For more proof, check out his guest appearance on the Nomads' "Beyond The Valley Of The Dolls." Walter Lure is no slouch, either, long rumored to have shown off his grinning guitar during certain Ramones sessions.
It's immediately obvious to anyone familiar with the shitload of Thunders/Heartbreakers live albums out there that two common threads bind them all - little if any variation in set lists and the liberal use of the word "douchebag" by Thunders and Lure in baiting audiences. For the most part, both Thunders and Waldo are like choirboys (relatively speaking) on "Thunderstorm In Detroit," the closest thing to an insult either of them hurls being a snide comment by Thunders about people around here still building cars. This frees them up to do what they do best - disheveled gutter swill raised to art form level.

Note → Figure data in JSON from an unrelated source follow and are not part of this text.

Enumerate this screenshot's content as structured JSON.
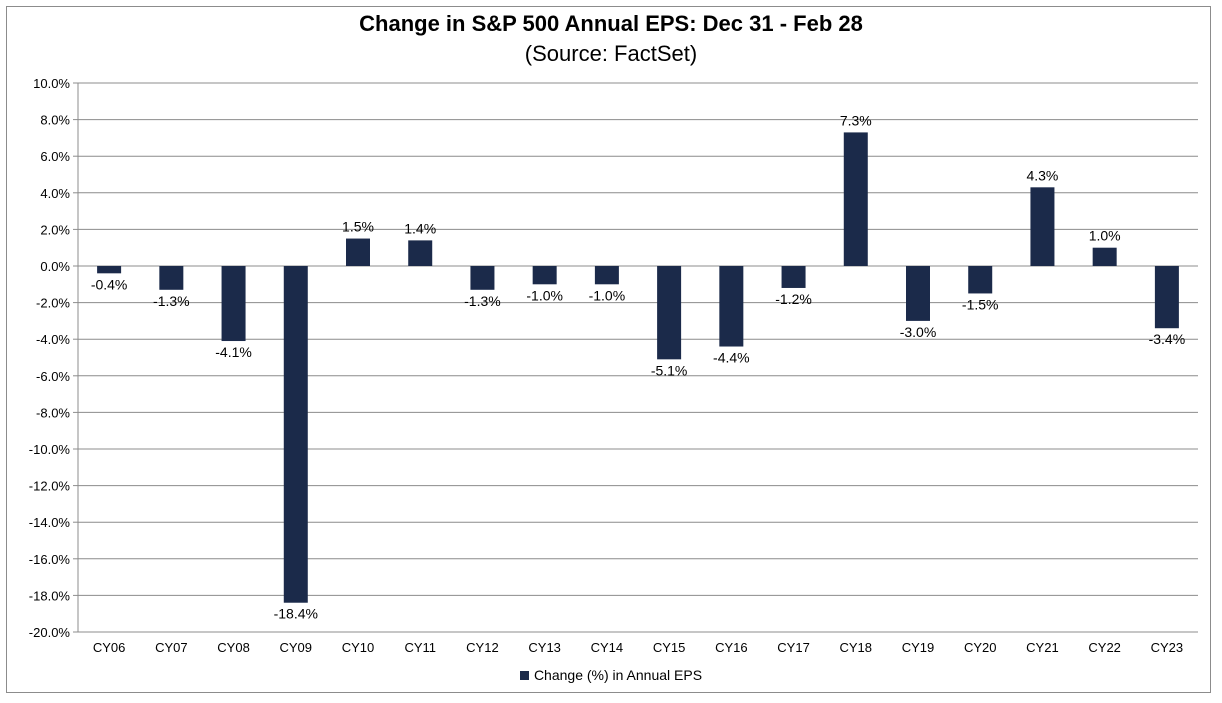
{
  "chart_data": {
    "type": "bar",
    "title": "Change in S&P 500 Annual EPS: Dec 31 - Feb 28",
    "subtitle": "(Source: FactSet)",
    "categories": [
      "CY06",
      "CY07",
      "CY08",
      "CY09",
      "CY10",
      "CY11",
      "CY12",
      "CY13",
      "CY14",
      "CY15",
      "CY16",
      "CY17",
      "CY18",
      "CY19",
      "CY20",
      "CY21",
      "CY22",
      "CY23"
    ],
    "series": [
      {
        "name": "Change (%) in Annual EPS",
        "values": [
          -0.4,
          -1.3,
          -4.1,
          -18.4,
          1.5,
          1.4,
          -1.3,
          -1.0,
          -1.0,
          -5.1,
          -4.4,
          -1.2,
          7.3,
          -3.0,
          -1.5,
          4.3,
          1.0,
          -3.4
        ],
        "labels": [
          "-0.4%",
          "-1.3%",
          "-4.1%",
          "-18.4%",
          "1.5%",
          "1.4%",
          "-1.3%",
          "-1.0%",
          "-1.0%",
          "-5.1%",
          "-4.4%",
          "-1.2%",
          "7.3%",
          "-3.0%",
          "-1.5%",
          "4.3%",
          "1.0%",
          "-3.4%"
        ],
        "color": "#1b2a4a"
      }
    ],
    "ylim": [
      -20,
      10
    ],
    "yticks": [
      10,
      8,
      6,
      4,
      2,
      0,
      -2,
      -4,
      -6,
      -8,
      -10,
      -12,
      -14,
      -16,
      -18,
      -20
    ],
    "ytick_labels": [
      "10.0%",
      "8.0%",
      "6.0%",
      "4.0%",
      "2.0%",
      "0.0%",
      "-2.0%",
      "-4.0%",
      "-6.0%",
      "-8.0%",
      "-10.0%",
      "-12.0%",
      "-14.0%",
      "-16.0%",
      "-18.0%",
      "-20.0%"
    ],
    "xlabel": "",
    "ylabel": "",
    "grid": true,
    "legend_position": "bottom"
  }
}
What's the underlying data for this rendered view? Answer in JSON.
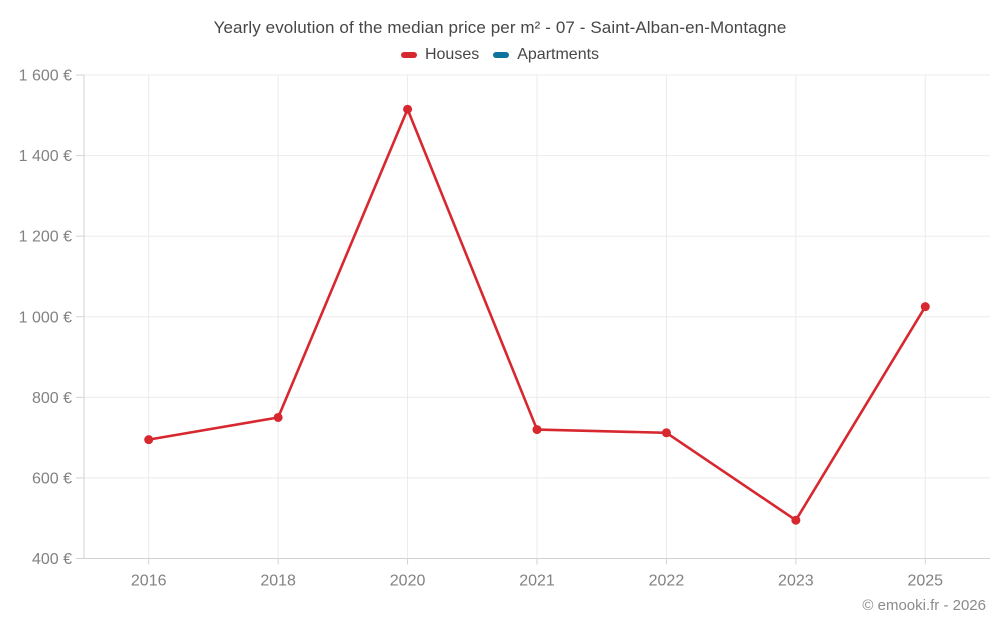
{
  "footer": {
    "credit": "© emooki.fr - 2026"
  },
  "colors": {
    "houses": "#d7282f",
    "apartments": "#0f729f",
    "grid": "#ebebeb",
    "axis": "#d2d2d2",
    "tick_label": "#828282",
    "title_text": "#474747",
    "background": "#ffffff"
  },
  "chart_data": {
    "type": "line",
    "title": "Yearly evolution of the median price per m² - 07 - Saint-Alban-en-Montagne",
    "categories": [
      "2016",
      "2018",
      "2020",
      "2021",
      "2022",
      "2023",
      "2025"
    ],
    "series": [
      {
        "name": "Houses",
        "color": "#d7282f",
        "values": [
          695,
          750,
          1515,
          720,
          712,
          495,
          1025
        ]
      },
      {
        "name": "Apartments",
        "color": "#0f729f",
        "values": []
      }
    ],
    "xlabel": "",
    "ylabel": "",
    "ylim": [
      400,
      1600
    ],
    "ytick_interval": 200,
    "ytick_labels": [
      "400 €",
      "600 €",
      "800 €",
      "1 000 €",
      "1 200 €",
      "1 400 €",
      "1 600 €"
    ],
    "grid": true,
    "legend_position": "top"
  }
}
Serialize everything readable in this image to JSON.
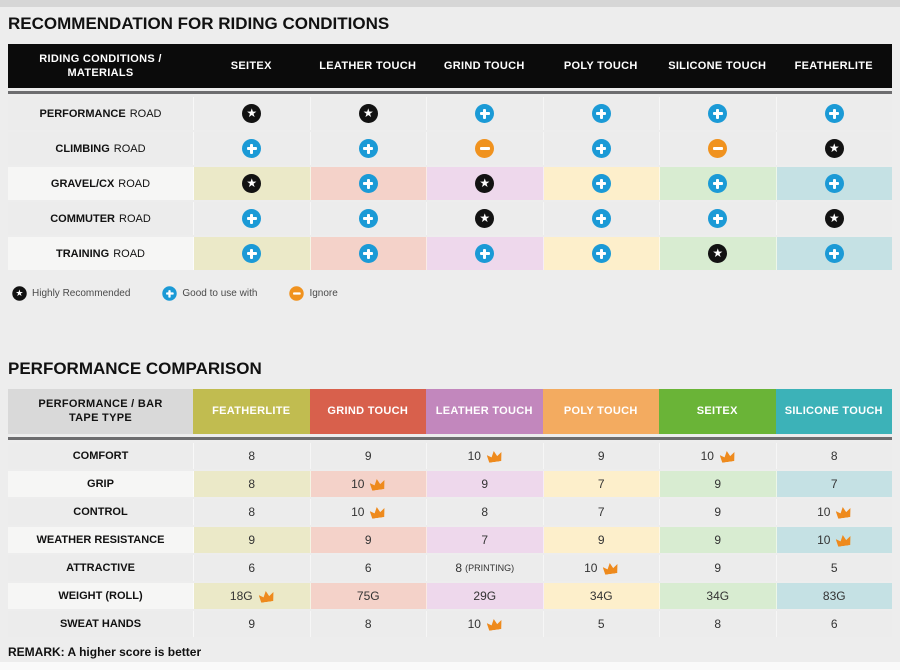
{
  "colors": {
    "page_bg": "#ededed",
    "header_black": "#0b0b0b",
    "row_gray": "#ececec",
    "crown": "#ee8a1d",
    "icons": {
      "star": "#121212",
      "plus": "#1b9ad6",
      "minus": "#f0921e"
    },
    "column_tints": [
      "#ebe9c8",
      "#f4d2c9",
      "#eed8ec",
      "#fdefcb",
      "#d8ecd1",
      "#c5e1e4"
    ]
  },
  "table1": {
    "title": "RECOMMENDATION FOR RIDING CONDITIONS",
    "header": {
      "label": "RIDING CONDITIONS / MATERIALS",
      "columns": [
        "SEITEX",
        "LEATHER TOUCH",
        "GRIND TOUCH",
        "POLY TOUCH",
        "SILICONE TOUCH",
        "FEATHERLITE"
      ]
    },
    "rows": [
      {
        "label_bold": "PERFORMANCE",
        "label_rest": "ROAD",
        "tinted": false,
        "cells": [
          "star",
          "star",
          "plus",
          "plus",
          "plus",
          "plus"
        ]
      },
      {
        "label_bold": "CLIMBING",
        "label_rest": "ROAD",
        "tinted": false,
        "cells": [
          "plus",
          "plus",
          "minus",
          "plus",
          "minus",
          "star"
        ]
      },
      {
        "label_bold": "GRAVEL/CX",
        "label_rest": "ROAD",
        "tinted": true,
        "cells": [
          "star",
          "plus",
          "star",
          "plus",
          "plus",
          "plus"
        ]
      },
      {
        "label_bold": "COMMUTER",
        "label_rest": "ROAD",
        "tinted": false,
        "cells": [
          "plus",
          "plus",
          "star",
          "plus",
          "plus",
          "star"
        ]
      },
      {
        "label_bold": "TRAINING",
        "label_rest": "ROAD",
        "tinted": true,
        "cells": [
          "plus",
          "plus",
          "plus",
          "plus",
          "star",
          "plus"
        ]
      }
    ],
    "legend": [
      {
        "icon": "star",
        "label": "Highly Recommended"
      },
      {
        "icon": "plus",
        "label": "Good to use with"
      },
      {
        "icon": "minus",
        "label": "Ignore"
      }
    ]
  },
  "table2": {
    "title": "PERFORMANCE COMPARISON",
    "header_label": "PERFORMANCE / BAR TAPE TYPE",
    "columns": [
      {
        "label": "FEATHERLITE",
        "color": "#c1bc50"
      },
      {
        "label": "GRIND TOUCH",
        "color": "#d8604c"
      },
      {
        "label": "LEATHER TOUCH",
        "color": "#c287bd"
      },
      {
        "label": "POLY TOUCH",
        "color": "#f3ab60"
      },
      {
        "label": "SEITEX",
        "color": "#6ab437"
      },
      {
        "label": "SILICONE TOUCH",
        "color": "#3cb2b8"
      }
    ],
    "rows": [
      {
        "label": "COMFORT",
        "tinted": false,
        "cells": [
          {
            "v": "8"
          },
          {
            "v": "9"
          },
          {
            "v": "10",
            "crown": true
          },
          {
            "v": "9"
          },
          {
            "v": "10",
            "crown": true
          },
          {
            "v": "8"
          }
        ]
      },
      {
        "label": "GRIP",
        "tinted": true,
        "cells": [
          {
            "v": "8"
          },
          {
            "v": "10",
            "crown": true
          },
          {
            "v": "9"
          },
          {
            "v": "7"
          },
          {
            "v": "9"
          },
          {
            "v": "7"
          }
        ]
      },
      {
        "label": "CONTROL",
        "tinted": false,
        "cells": [
          {
            "v": "8"
          },
          {
            "v": "10",
            "crown": true
          },
          {
            "v": "8"
          },
          {
            "v": "7"
          },
          {
            "v": "9"
          },
          {
            "v": "10",
            "crown": true
          }
        ]
      },
      {
        "label": "WEATHER RESISTANCE",
        "tinted": true,
        "cells": [
          {
            "v": "9"
          },
          {
            "v": "9"
          },
          {
            "v": "7"
          },
          {
            "v": "9"
          },
          {
            "v": "9"
          },
          {
            "v": "10",
            "crown": true
          }
        ]
      },
      {
        "label": "ATTRACTIVE",
        "tinted": false,
        "cells": [
          {
            "v": "6"
          },
          {
            "v": "6"
          },
          {
            "v": "8",
            "suffix": "(PRINTING)"
          },
          {
            "v": "10",
            "crown": true
          },
          {
            "v": "9"
          },
          {
            "v": "5"
          }
        ]
      },
      {
        "label": "WEIGHT (ROLL)",
        "tinted": true,
        "cells": [
          {
            "v": "18G",
            "crown": true
          },
          {
            "v": "75G"
          },
          {
            "v": "29G"
          },
          {
            "v": "34G"
          },
          {
            "v": "34G"
          },
          {
            "v": "83G"
          }
        ]
      },
      {
        "label": "SWEAT HANDS",
        "tinted": false,
        "cells": [
          {
            "v": "9"
          },
          {
            "v": "8"
          },
          {
            "v": "10",
            "crown": true
          },
          {
            "v": "5"
          },
          {
            "v": "8"
          },
          {
            "v": "6"
          }
        ]
      }
    ],
    "remark": "REMARK: A higher score is better"
  },
  "chart_data": [
    {
      "type": "table",
      "title": "RECOMMENDATION FOR RIDING CONDITIONS",
      "row_header": "RIDING CONDITIONS / MATERIALS",
      "columns": [
        "SEITEX",
        "LEATHER TOUCH",
        "GRIND TOUCH",
        "POLY TOUCH",
        "SILICONE TOUCH",
        "FEATHERLITE"
      ],
      "rows": [
        "PERFORMANCE ROAD",
        "CLIMBING ROAD",
        "GRAVEL/CX ROAD",
        "COMMUTER ROAD",
        "TRAINING ROAD"
      ],
      "values": [
        [
          "highly-recommended",
          "highly-recommended",
          "good-to-use-with",
          "good-to-use-with",
          "good-to-use-with",
          "good-to-use-with"
        ],
        [
          "good-to-use-with",
          "good-to-use-with",
          "ignore",
          "good-to-use-with",
          "ignore",
          "highly-recommended"
        ],
        [
          "highly-recommended",
          "good-to-use-with",
          "highly-recommended",
          "good-to-use-with",
          "good-to-use-with",
          "good-to-use-with"
        ],
        [
          "good-to-use-with",
          "good-to-use-with",
          "highly-recommended",
          "good-to-use-with",
          "good-to-use-with",
          "highly-recommended"
        ],
        [
          "good-to-use-with",
          "good-to-use-with",
          "good-to-use-with",
          "good-to-use-with",
          "highly-recommended",
          "good-to-use-with"
        ]
      ],
      "legend": [
        "Highly Recommended",
        "Good to use with",
        "Ignore"
      ]
    },
    {
      "type": "table",
      "title": "PERFORMANCE COMPARISON",
      "row_header": "PERFORMANCE / BAR TAPE TYPE",
      "columns": [
        "FEATHERLITE",
        "GRIND TOUCH",
        "LEATHER TOUCH",
        "POLY TOUCH",
        "SEITEX",
        "SILICONE TOUCH"
      ],
      "rows": [
        "COMFORT",
        "GRIP",
        "CONTROL",
        "WEATHER RESISTANCE",
        "ATTRACTIVE",
        "WEIGHT (ROLL)",
        "SWEAT HANDS"
      ],
      "values": [
        [
          "8",
          "9",
          "10 (best)",
          "9",
          "10 (best)",
          "8"
        ],
        [
          "8",
          "10 (best)",
          "9",
          "7",
          "9",
          "7"
        ],
        [
          "8",
          "10 (best)",
          "8",
          "7",
          "9",
          "10 (best)"
        ],
        [
          "9",
          "9",
          "7",
          "9",
          "9",
          "10 (best)"
        ],
        [
          "6",
          "6",
          "8 (PRINTING)",
          "10 (best)",
          "9",
          "5"
        ],
        [
          "18G (best)",
          "75G",
          "29G",
          "34G",
          "34G",
          "83G"
        ],
        [
          "9",
          "8",
          "10 (best)",
          "5",
          "8",
          "6"
        ]
      ],
      "annotation": "REMARK: A higher score is better"
    }
  ]
}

Beginning with perennial opener "Pipeline," Thunders, Lure, bassist Tony Curio, and drummer Billy Rogers romp through a brief, but deafening white knuckle ride with stops along the way in Thunders ("London Boys," the aforementioned "So Alone"), Heartbreakers ("Too Much Junkie Business," "All By Myself," "Let Go," "Get Off The Phone"), and New York Dolls ("Chatter Box") territory, as well as covers of The Contours' "Do You Love Me," Ramones/Richard Hell's "Chinese Rocks," and George Morton's "Great Big Kiss."
Sound quality is probably best summed up with something Thunders once said: "Rock 'n' roll is about attitude. I could care less about technique." If you're reading this, an audiophile experience probably isn't very high on your priority list anyway.
Performancewise, slot this one somewhere just under "Live At Max's Kansas City," but miles above most of the bootleg quality discs which chronicle Thunders' disintegration into boorish, drooling, buffoon, albeit an elegant and beautiful boorish, drooling, buffoon. But that's heroin - keeps you young and kills you early.